For mothers and expecting mothers, the wait can feel eternal - especially surrounded by the 4 walls of a maternity ward - where approximately 25-30 women wait. Dealing with feelings of pain, uncertainty, and anxiousness.

To put things into perspective, in order to travel to the nearest public clinic, this woman would have to travel by motorbike, the cost of 200 Baht ($6 USD)- equivalent to 13 meals for her child. After traveling 13.6 kilometers, the wait lasted 10 days. Thanks to the Mae Tao Clinic, a public clinic which offers free health care for migrants and refugees, she was able to give birth to her beautiful daughter - weight of 2.6 kilos.

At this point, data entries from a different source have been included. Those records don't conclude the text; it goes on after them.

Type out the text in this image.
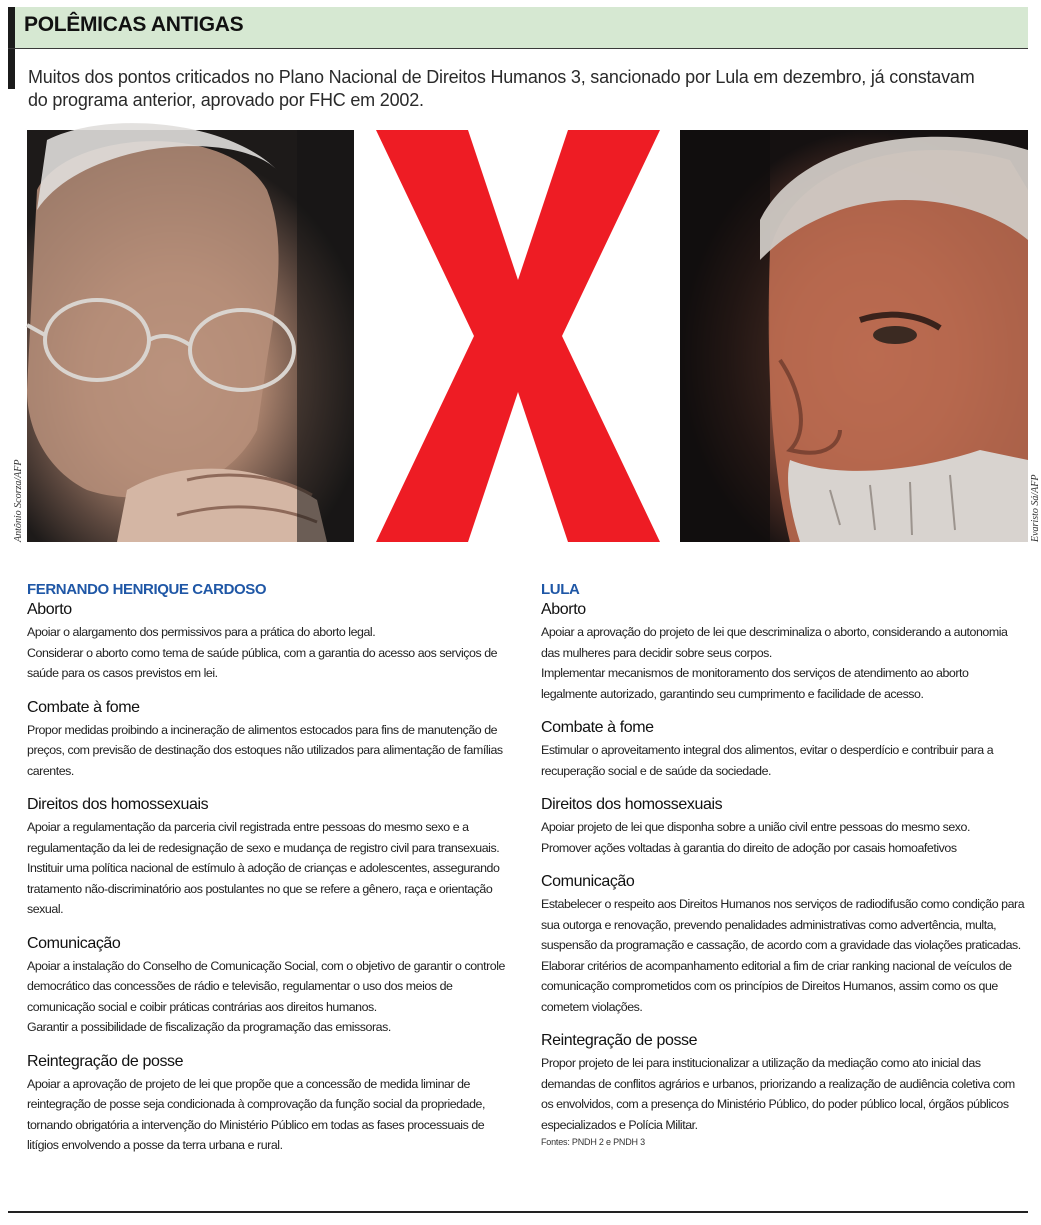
POLÊMICAS ANTIGAS
Muitos dos pontos criticados no Plano Nacional de Direitos Humanos 3, sancionado por Lula em dezembro, já constavam do programa anterior, aprovado por FHC em 2002.
Antônio Scorza/AFP	Evaristo Sá/AFP

FERNANDO HENRIQUE CARDOSO

Aborto

Apoiar o alargamento dos permissivos para a prática do aborto legal.

Considerar o aborto como tema de saúde pública, com a garantia do acesso aos serviços de saúde para os casos previstos em lei.

Combate à fome

Propor medidas proibindo a incineração de alimentos estocados para fins de manutenção de preços, com previsão de destinação dos estoques não utilizados para alimentação de famílias carentes.

Direitos dos homossexuais

Apoiar a regulamentação da parceria civil registrada entre pessoas do mesmo sexo e a regulamentação da lei de redesignação de sexo e mudança de registro civil para transexuais.

Instituir uma política nacional de estímulo à adoção de crianças e adolescentes, assegurando tratamento não-discriminatório aos postulantes no que se refere a gênero, raça e orientação sexual.

Comunicação

Apoiar a instalação do Conselho de Comunicação Social, com o objetivo de garantir o controle democrático das concessões de rádio e televisão, regulamentar o uso dos meios de comunicação social e coibir práticas contrárias aos direitos humanos.

Garantir a possibilidade de fiscalização da programação das emissoras.

Reintegração de posse

Apoiar a aprovação de projeto de lei que propõe que a concessão de medida liminar de reintegração de posse seja condicionada à comprovação da função social da propriedade, tornando obrigatória a intervenção do Ministério Público em todas as fases processuais de litígios envolvendo a posse da terra urbana e rural.

LULA

Aborto

Apoiar a aprovação do projeto de lei que descriminaliza o aborto, considerando a autonomia das mulheres para decidir sobre seus corpos.

Implementar mecanismos de monitoramento dos serviços de atendimento ao aborto legalmente autorizado, garantindo seu cumprimento e facilidade de acesso.

Combate à fome

Estimular o aproveitamento integral dos alimentos, evitar o desperdício e contribuir para a recuperação social e de saúde da sociedade.

Direitos dos homossexuais

Apoiar projeto de lei que disponha sobre a união civil entre pessoas do mesmo sexo.

Promover ações voltadas à garantia do direito de adoção por casais homoafetivos

Comunicação

Estabelecer o respeito aos Direitos Humanos nos serviços de radiodifusão como condição para sua outorga e renovação, prevendo penalidades administrativas como advertência, multa, suspensão da programação e cassação, de acordo com a gravidade das violações praticadas.

Elaborar critérios de acompanhamento editorial a fim de criar ranking nacional de veículos de comunicação comprometidos com os princípios de Direitos Humanos, assim como os que cometem violações.

Reintegração de posse

Propor projeto de lei para institucionalizar a utilização da mediação como ato inicial das demandas de conflitos agrários e urbanos, priorizando a realização de audiência coletiva com os envolvidos, com a presença do Ministério Público, do poder público local, órgãos públicos especializados e Polícia Militar.

Fontes: PNDH 2 e PNDH 3
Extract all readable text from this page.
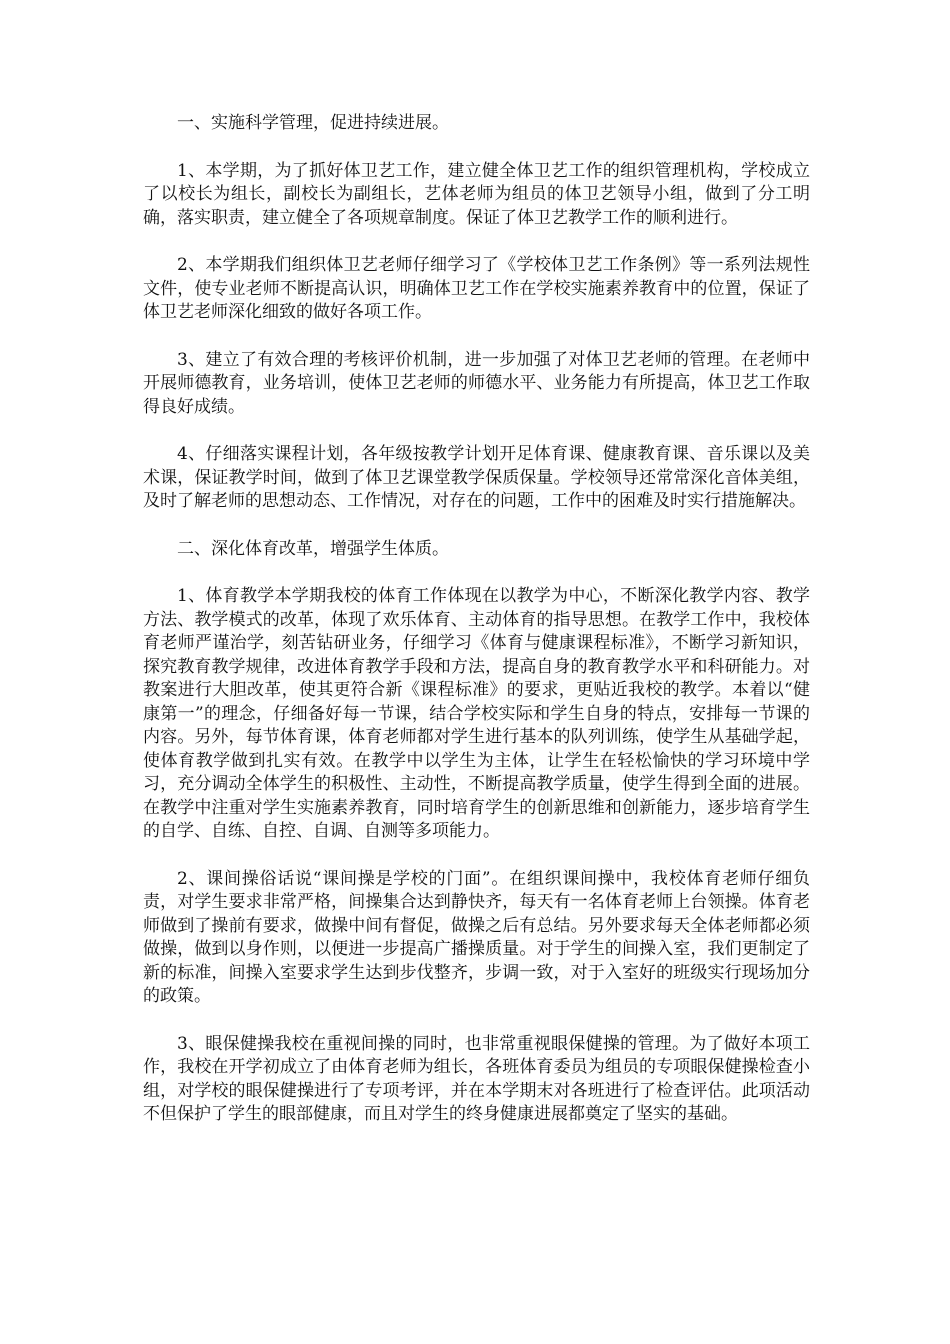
一、实施科学管理，促进持续进展。

1、本学期，为了抓好体卫艺工作，建立健全体卫艺工作的组织管理机构，学校成立了以校长为组长，副校长为副组长，艺体老师为组员的体卫艺领导小组，做到了分工明确，落实职责，建立健全了各项规章制度。保证了体卫艺教学工作的顺利进行。

2、本学期我们组织体卫艺老师仔细学习了《学校体卫艺工作条例》等一系列法规性文件，使专业老师不断提高认识，明确体卫艺工作在学校实施素养教育中的位置，保证了体卫艺老师深化细致的做好各项工作。

3、建立了有效合理的考核评价机制，进一步加强了对体卫艺老师的管理。在老师中开展师德教育，业务培训，使体卫艺老师的师德水平、业务能力有所提高，体卫艺工作取得良好成绩。

4、仔细落实课程计划，各年级按教学计划开足体育课、健康教育课、音乐课以及美术课，保证教学时间，做到了体卫艺课堂教学保质保量。学校领导还常常深化音体美组，及时了解老师的思想动态、工作情况，对存在的问题，工作中的困难及时实行措施解决。

二、深化体育改革，增强学生体质。

1、体育教学本学期我校的体育工作体现在以教学为中心，不断深化教学内容、教学方法、教学模式的改革，体现了欢乐体育、主动体育的指导思想。在教学工作中，我校体育老师严谨治学，刻苦钻研业务，仔细学习《体育与健康课程标准》，不断学习新知识，探究教育教学规律，改进体育教学手段和方法，提高自身的教育教学水平和科研能力。对教案进行大胆改革，使其更符合新《课程标准》的要求，更贴近我校的教学。本着以“健康第一”的理念，仔细备好每一节课，结合学校实际和学生自身的特点，安排每一节课的内容。另外，每节体育课，体育老师都对学生进行基本的队列训练，使学生从基础学起，使体育教学做到扎实有效。在教学中以学生为主体，让学生在轻松愉快的学习环境中学习，充分调动全体学生的积极性、主动性，不断提高教学质量，使学生得到全面的进展。在教学中注重对学生实施素养教育，同时培育学生的创新思维和创新能力，逐步培育学生的自学、自练、自控、自调、自测等多项能力。

2、课间操俗话说“课间操是学校的门面”。在组织课间操中，我校体育老师仔细负责，对学生要求非常严格，间操集合达到静快齐，每天有一名体育老师上台领操。体育老师做到了操前有要求，做操中间有督促，做操之后有总结。另外要求每天全体老师都必须做操，做到以身作则，以便进一步提高广播操质量。对于学生的间操入室，我们更制定了新的标准，间操入室要求学生达到步伐整齐，步调一致，对于入室好的班级实行现场加分的政策。

3、眼保健操我校在重视间操的同时，也非常重视眼保健操的管理。为了做好本项工作，我校在开学初成立了由体育老师为组长，各班体育委员为组员的专项眼保健操检查小组，对学校的眼保健操进行了专项考评，并在本学期末对各班进行了检查评估。此项活动不但保护了学生的眼部健康，而且对学生的终身健康进展都奠定了坚实的基础。
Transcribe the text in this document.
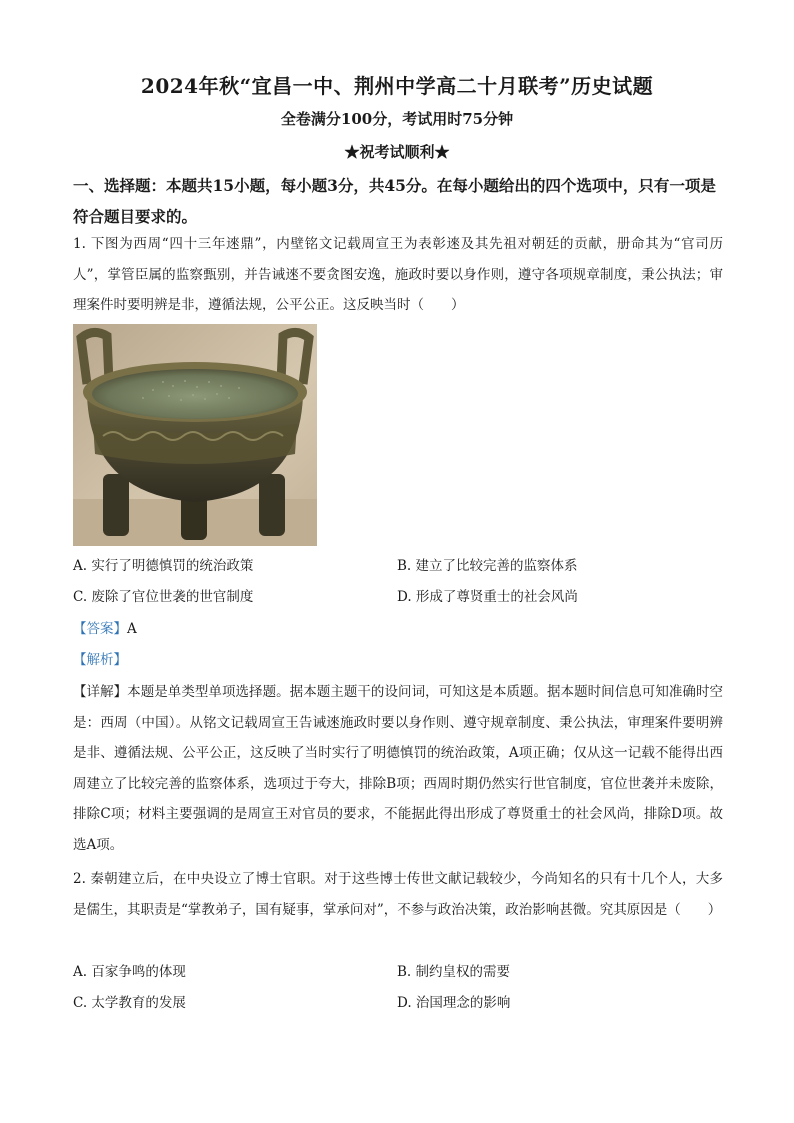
2024年秋“宜昌一中、荆州中学高二十月联考”历史试题
全卷满分100分，考试用时75分钟
★祝考试顺利★
一、选择题：本题共15小题，每小题3分，共45分。在每小题给出的四个选项中，只有一项是符合题目要求的。
1. 下图为西周“四十三年逨鼎”，内壁铭文记载周宣王为表彰逨及其先祖对朝廷的贡献，册命其为“官司历人”，掌管臣属的监察甄别，并告诫逨不要贪图安逸，施政时要以身作则，遵守各项规章制度，秉公执法；审理案件时要明辨是非，遵循法规，公平公正。这反映当时（　　）
A. 实行了明德慎罚的统治政策	B. 建立了比较完善的监察体系
C. 废除了官位世袭的世官制度	D. 形成了尊贤重士的社会风尚
【答案】A
【解析】
【详解】本题是单类型单项选择题。据本题主题干的设问词，可知这是本质题。据本题时间信息可知准确时空是：西周（中国）。从铭文记载周宣王告诫逨施政时要以身作则、遵守规章制度、秉公执法，审理案件要明辨是非、遵循法规、公平公正，这反映了当时实行了明德慎罚的统治政策，A项正确；仅从这一记载不能得出西周建立了比较完善的监察体系，选项过于夸大，排除B项；西周时期仍然实行世官制度，官位世袭并未废除，排除C项；材料主要强调的是周宣王对官员的要求，不能据此得出形成了尊贤重士的社会风尚，排除D项。故选A项。
2. 秦朝建立后，在中央设立了博士官职。对于这些博士传世文献记载较少，今尚知名的只有十几个人，大多是儒生，其职责是“掌教弟子，国有疑事，掌承问对”，不参与政治决策，政治影响甚微。究其原因是（　　）
A. 百家争鸣的体现	B. 制约皇权的需要
C. 太学教育的发展	D. 治国理念的影响
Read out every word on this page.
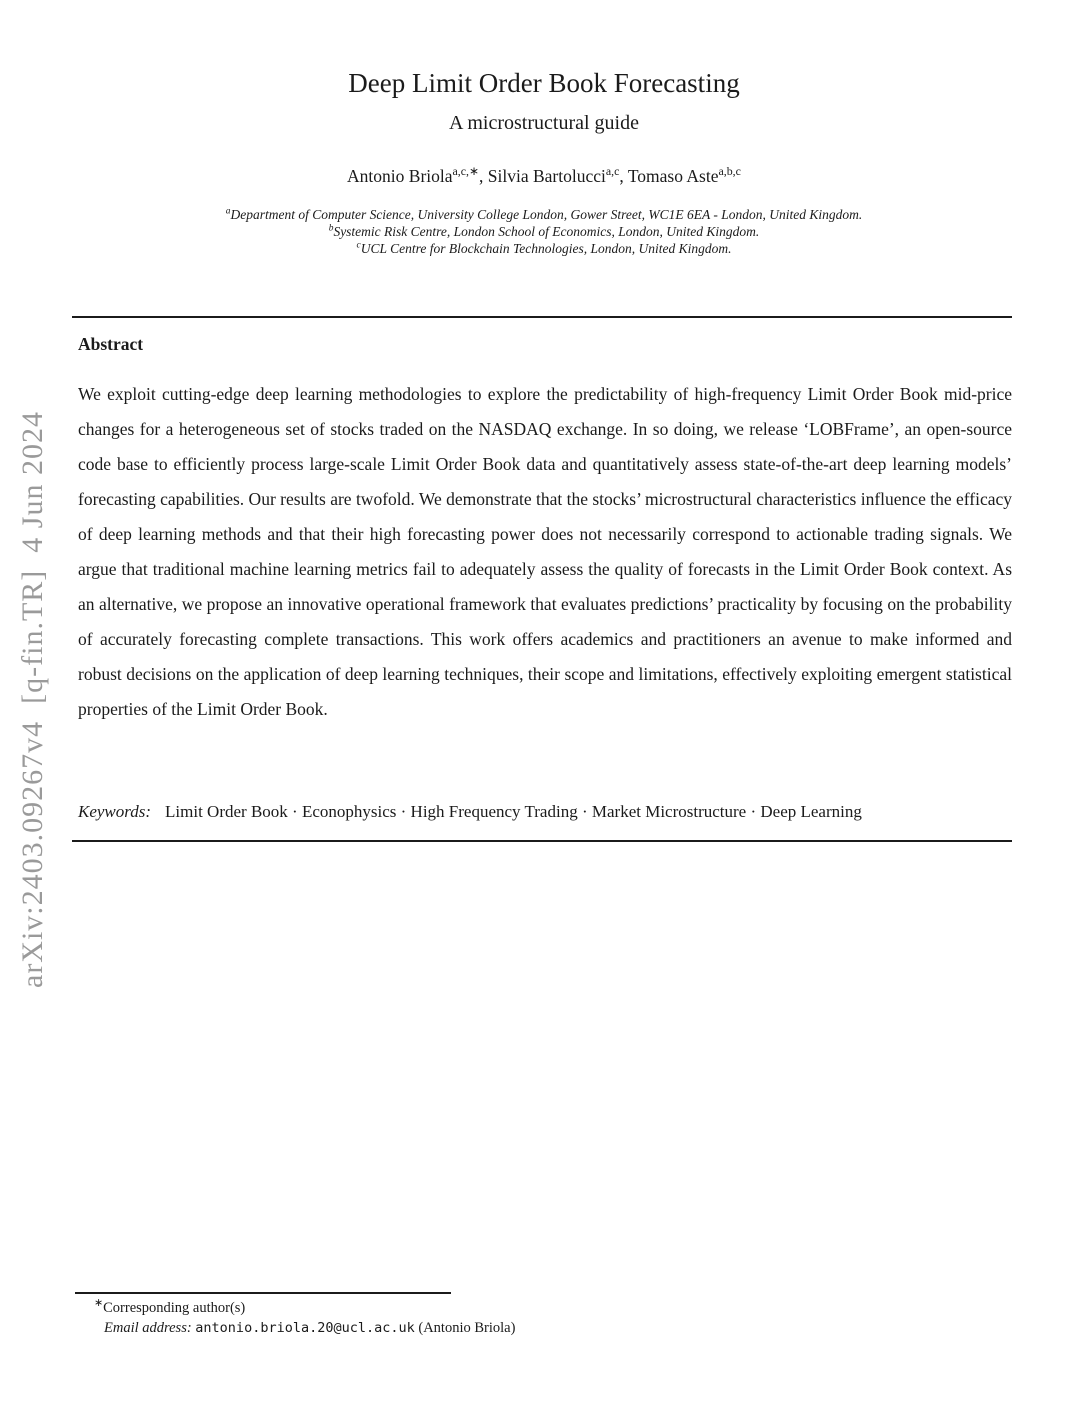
arXiv:2403.09267v4  [q-fin.TR]  4 Jun 2024
Deep Limit Order Book Forecasting
A microstructural guide
Antonio Briola$^{a,c,∗}$, Silvia Bartolucci$^{a,c}$, Tomaso Aste$^{a,b,c}$
$^a$Department of Computer Science, University College London, Gower Street, WC1E 6EA - London, United Kingdom.
$^b$Systemic Risk Centre, London School of Economics, London, United Kingdom.
$^c$UCL Centre for Blockchain Technologies, London, United Kingdom.
Abstract
We exploit cutting-edge deep learning methodologies to explore the predictability of high-frequency Limit Order Book mid-price changes for a heterogeneous set of stocks traded on the NASDAQ exchange. In so doing, we release ‘LOBFrame’, an open-source code base to efficiently process large-scale Limit Order Book data and quantitatively assess state-of-the-art deep learning models’ forecasting capabilities. Our results are twofold. We demonstrate that the stocks’ microstructural characteristics influence the efficacy of deep learning methods and that their high forecasting power does not necessarily correspond to actionable trading signals. We argue that traditional machine learning metrics fail to adequately assess the quality of forecasts in the Limit Order Book context. As an alternative, we propose an innovative operational framework that evaluates predictions’ practicality by focusing on the probability of accurately forecasting complete transactions. This work offers academics and practitioners an avenue to make informed and robust decisions on the application of deep learning techniques, their scope and limitations, effectively exploiting emergent statistical properties of the Limit Order Book.
Keywords: Limit Order Book · Econophysics · High Frequency Trading · Market Microstructure · Deep Learning
∗Corresponding author(s)
Email address: antonio.briola.20@ucl.ac.uk (Antonio Briola)
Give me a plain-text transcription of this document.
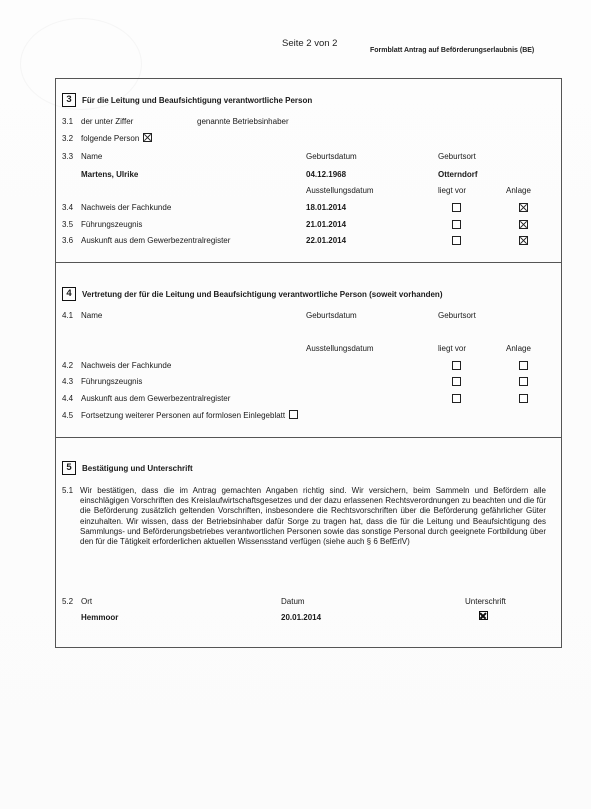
Seite 2 von 2
Formblatt Antrag auf Beförderungserlaubnis (BE)
3	Für die Leitung und Beaufsichtigung verantwortliche Person
3.1 der unter Ziffer	genannte Betriebsinhaber
3.2 folgende Person
3.3 Name	Geburtsdatum	Geburtsort
Martens, Ulrike	04.12.1968	Otterndorf
Ausstellungsdatum	liegt vor	Anlage
3.4 Nachweis der Fachkunde	18.01.2014
3.5 Führungszeugnis	21.01.2014
3.6 Auskunft aus dem Gewerbezentralregister	22.01.2014
4	Vertretung der für die Leitung und Beaufsichtigung verantwortliche Person (soweit vorhanden)
4.1 Name	Geburtsdatum	Geburtsort
Ausstellungsdatum	liegt vor	Anlage
4.2 Nachweis der Fachkunde
4.3 Führungszeugnis
4.4 Auskunft aus dem Gewerbezentralregister
4.5 Fortsetzung weiterer Personen auf formlosen Einlegeblatt
5	Bestätigung und Unterschrift
5.1 Wir bestätigen, dass die im Antrag gemachten Angaben richtig sind. Wir versichern, beim Sammeln und Befördern alle einschlägigen Vorschriften des Kreislaufwirtschaftsgesetzes und der dazu erlassenen Rechtsverordnungen zu beachten und die für die Beförderung zusätzlich geltenden Vorschriften, insbesondere die Rechtsvorschriften über die Beförderung gefährlicher Güter einzuhalten. Wir wissen, dass der Betriebsinhaber dafür Sorge zu tragen hat, dass die für die Leitung und Beaufsichtigung des Sammlungs- und Beförderungsbetriebes verantwortlichen Personen sowie das sonstige Personal durch geeignete Fortbildung über den für die Tätigkeit erforderlichen aktuellen Wissensstand verfügen (siehe auch § 6 BefErlV)
5.2 Ort	Datum	Unterschrift
Hemmoor	20.01.2014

Providing emotional support and connecting her with local resources (transport, nutrition), she is ready to return home with her newborn baby and four year old son. We are very proud of her for her endurance and courage. We met M.A. 9 months ago and have been supporting her by connecting her with local support services and resources, which can be hard to access as a young woman/mother living as a migrant on the border.  

*All names of community members are kept confidential to protect their identity. Permission was obtained to display photos presented.